Special Report: Affordable housing crisis

BOWLING GREEN, Ky. – Affordable housing has become an issue plaguing America.

Harvard University’s 2019 State of the Nation’s Housing Report shows that housing production continues to fall short of what’s needed, which in turn has made finding affordable housing that much harder, including here in South central Kentucky.

“There’s just not enough to go around for the amount of people who need that type of assistance,” said Rebecca Troxell, Coordinated Entry lead for the Barren River Area Safe Space. “People who cannot afford $700 a month rent plus utilities.”

One organization that’s very familiar with this growing issue is the Housing Authority of Bowling Green.

The Housing Authority offers 600 units of public housing. There’s just one problem – those units are rarely, if ever, available.

“We have a waiting list of about 260 individuals waiting to get in,” said Katie Miller, special project director for the Housing Authority. “That waiting list can range from three months to years depending upon the bedroom size.”

Some people don’t have the time or the patience to wait, so they try their hand at the open market.

Again, more issues arise.

There just aren’t that many houses available to purchase or rent for a reasonably affordable price.

“We have about ten individuals who are looking for a house under $125,000 because that’s just what they can afford, and they’re almost impossible to find on the market,” added Miller.

While it’s not impossible, it’s certainly very challenging.

According to Zillow.com, There are currently 1,166 homes for sale in Barren County, Butler County, Edmonson County, Hart County, Metcalfe County and Warren County.

Of those houses, only 115 of them are available for under $100,000.

If you do the math, that equates to less than 10% of houses in South central Kentucky, and the homes that are available aren’t in the best shape.

“We have a lot of housing,” said Troxell. “There’s apartments going up every day, but they’re not affordable to lower income people.”

The affordable housing crisis is taking its toll on a wide range of demographics as well – regardless of one’s age, race or gender, and not just individuals with a low income.

“A lot of us are one pay check away from losing our job that we couldn’t afford to pay our rent or make our house payment,” Miller said. “It’s not just something that affects low income individuals that you think. It can affect anyone.”

Large immigrant and refugee families deal with the same problem, primarily because it’s difficult to find housing that fits all their family members at an affordable price.

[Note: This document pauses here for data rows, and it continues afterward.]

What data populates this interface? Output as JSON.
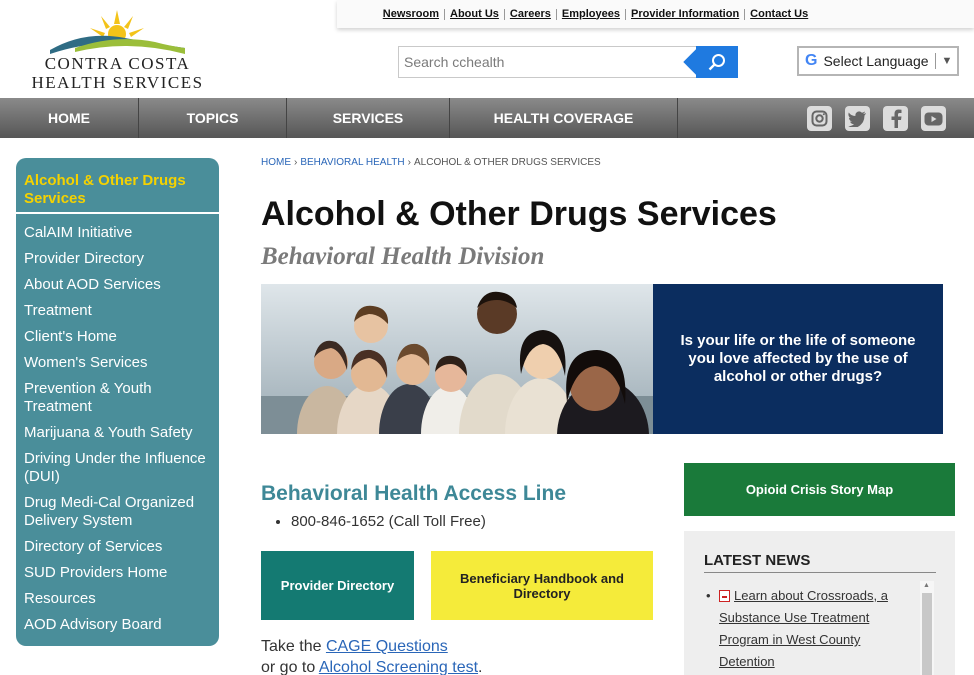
{
  "header": {
    "logo_line1": "CONTRA COSTA",
    "logo_line2": "HEALTH SERVICES",
    "utility_links": [
      "Newsroom",
      "About Us",
      "Careers",
      "Employees",
      "Provider Information",
      "Contact Us"
    ],
    "search_placeholder": "Search cchealth",
    "translate_label": "Select Language"
  },
  "nav": {
    "items": [
      "HOME",
      "TOPICS",
      "SERVICES",
      "HEALTH COVERAGE"
    ],
    "social_icons": [
      "instagram-icon",
      "twitter-icon",
      "facebook-icon",
      "youtube-icon"
    ]
  },
  "sidebar": {
    "active": "Alcohol & Other Drugs Services",
    "items": [
      "CalAIM Initiative",
      "Provider Directory",
      "About AOD Services",
      "Treatment",
      "Client's Home",
      "Women's Services",
      "Prevention & Youth Treatment",
      "Marijuana & Youth Safety",
      "Driving Under the Influence (DUI)",
      "Drug Medi-Cal Organized Delivery System",
      "Directory of Services",
      "SUD Providers Home",
      "Resources",
      "AOD Advisory Board"
    ]
  },
  "breadcrumb": {
    "home": "HOME",
    "parent": "BEHAVIORAL HEALTH",
    "current": "ALCOHOL & OTHER DRUGS SERVICES"
  },
  "main": {
    "title": "Alcohol & Other Drugs Services",
    "subtitle": "Behavioral Health Division",
    "hero_text": "Is your life or the life of someone you love affected by the use of alcohol or other drugs?",
    "access_title": "Behavioral Health Access Line",
    "phone": "800-846-1652 (Call Toll Free)",
    "btn_provider": "Provider Directory",
    "btn_handbook": "Beneficiary Handbook and Directory",
    "cage_prefix": "Take the",
    "cage_link": "CAGE Questions",
    "cage_or": "or go to",
    "screening_link": "Alcohol Screening test",
    "screening_suffix": "."
  },
  "right": {
    "opioid_button": "Opioid Crisis Story Map",
    "news_heading": "LATEST NEWS",
    "news_items": [
      "Learn about Crossroads, a Substance Use Treatment Program in West County Detention"
    ]
  },
  "colors": {
    "sidebar_bg": "#4a8e9a",
    "sidebar_active": "#f5d200",
    "hero_cta_bg": "#0b2d5f",
    "provider_btn": "#147a72",
    "handbook_btn": "#f5eb3a",
    "opioid_btn": "#1a7a3a",
    "accent_title": "#3e8897"
  }
}
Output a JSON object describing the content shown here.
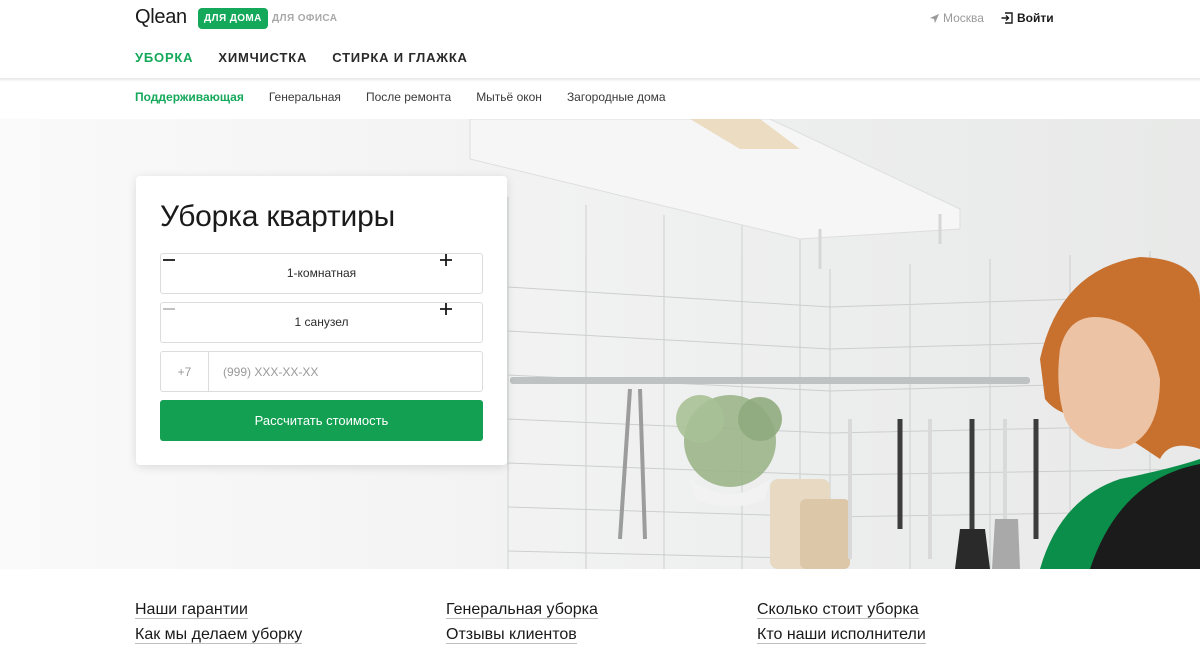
{
  "header": {
    "logo": "Qlean",
    "segments": {
      "home": "ДЛЯ ДОМА",
      "office": "ДЛЯ ОФИСА"
    },
    "city": "Москва",
    "login": "Войти",
    "nav": [
      "УБОРКА",
      "ХИМЧИСТКА",
      "СТИРКА И ГЛАЖКА"
    ],
    "nav_active": "УБОРКА"
  },
  "subnav": {
    "items": [
      "Поддерживающая",
      "Генеральная",
      "После ремонта",
      "Мытьё окон",
      "Загородные дома"
    ],
    "active": "Поддерживающая"
  },
  "form": {
    "title": "Уборка квартиры",
    "rooms": "1-комнатная",
    "bathrooms": "1 санузел",
    "phone_prefix": "+7",
    "phone_placeholder": "(999) XXX-XX-XX",
    "submit": "Рассчитать стоимость"
  },
  "footer_links": [
    "Наши гарантии",
    "Генеральная уборка",
    "Сколько стоит уборка",
    "Как мы делаем уборку",
    "Отзывы клиентов",
    "Кто наши исполнители"
  ],
  "colors": {
    "accent": "#14a85a",
    "button": "#14a053"
  },
  "icons": {
    "city": "location-arrow-icon",
    "login": "login-icon",
    "minus": "minus-icon",
    "plus": "plus-icon"
  }
}
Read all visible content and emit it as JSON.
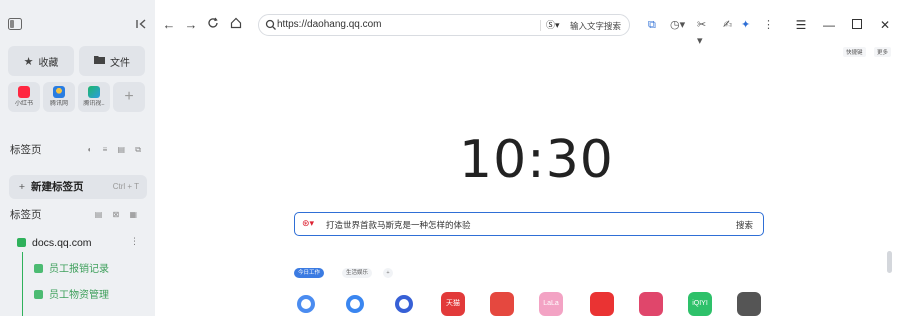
{
  "sidebar": {
    "favorites_label": "收藏",
    "files_label": "文件",
    "apps": [
      {
        "name": "小红书",
        "color": "#ff2741"
      },
      {
        "name": "腾讯网",
        "color": "#2a7de1"
      },
      {
        "name": "腾讯视..",
        "color": "#1fb66a"
      }
    ],
    "add_app_label": "+",
    "tabs_section_label": "标签页",
    "new_tab_label": "新建标签页",
    "new_tab_shortcut": "Ctrl + T",
    "tabs_group_label": "标签页",
    "group_name": "docs.qq.com",
    "docs": [
      "员工报销记录",
      "员工物资管理"
    ]
  },
  "toolbar": {
    "url": "https://daohang.qq.com",
    "search_placeholder": "输入文字搜索"
  },
  "mini_buttons": [
    "快捷键",
    "更多"
  ],
  "clock": "10:30",
  "search": {
    "query": "打造世界首款马斯克是一种怎样的体验",
    "button_label": "搜索"
  },
  "chips": [
    "今日工作",
    "生活娱乐",
    "+"
  ],
  "sites": [
    {
      "icon": "q-search-icon",
      "color": "#4b8cf0"
    },
    {
      "icon": "flower-icon",
      "color": "#3a86f0"
    },
    {
      "icon": "paw-icon",
      "color": "#3760d6"
    },
    {
      "icon": "tmall-icon",
      "color": "#e23a3a",
      "text": "天猫"
    },
    {
      "icon": "pinduoduo-icon",
      "color": "#e5483f"
    },
    {
      "icon": "lala-icon",
      "color": "#f3a3c4",
      "text": "LaLa"
    },
    {
      "icon": "youtube-icon",
      "color": "#ea3333"
    },
    {
      "icon": "pinterest-icon",
      "color": "#e0466b"
    },
    {
      "icon": "iqiyi-icon",
      "color": "#2ec16a",
      "text": "iQIYI"
    },
    {
      "icon": "figma-icon",
      "color": "#555555"
    }
  ]
}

“Once you’re starting to secure a housing unit that is multiple bedrooms, that’s when the rental price escalates a lot more,” said Leyda Becker, international communities liaison for the city of Bowling Green.

These issues have led to more programs being created in recent years to create solutions to this ongoing problem.

One of those programs is Any Door KY and its Coordinated Entry system.

Coordinated Entry is carried out by several local organizations including B.R.A.S.S., Inc., Community Outreach, Jesus Community Center, LifeSkills, Inc., HOTEL, Inc., Salvation Army and Veterans Administration.

The system connects people dealing with homelessness to housing resources that enable them to put a roof over their heads, but in a way that wouldn’t be as financially burdensome if they attempted to search for affordable housing on their own.

“In the last year, we have assisted 94 individuals and families as a group, so that’s pretty good,” added Troxell. “But there’s still a long ways to go.”

Housing isn’t a right, but perhaps it should be.

At least, Miller and Troxell certainly think so.

“Everyone deserves the right to have safe, sanitary and decent housing no matter what there situation or their circumstance,” said Miller.

“We want everybody to have a safe place to go,” echoed Troxell. “Winter’s coming. We don’t want anyone living somewhere that’s going to be heat-deprived. It’s really just about more involvement and people understanding that that’s a real problem. It’s not just in larger cities. It’s a big problem here in Bowling Green and it’s a big problem in the surrounding rural areas as well.”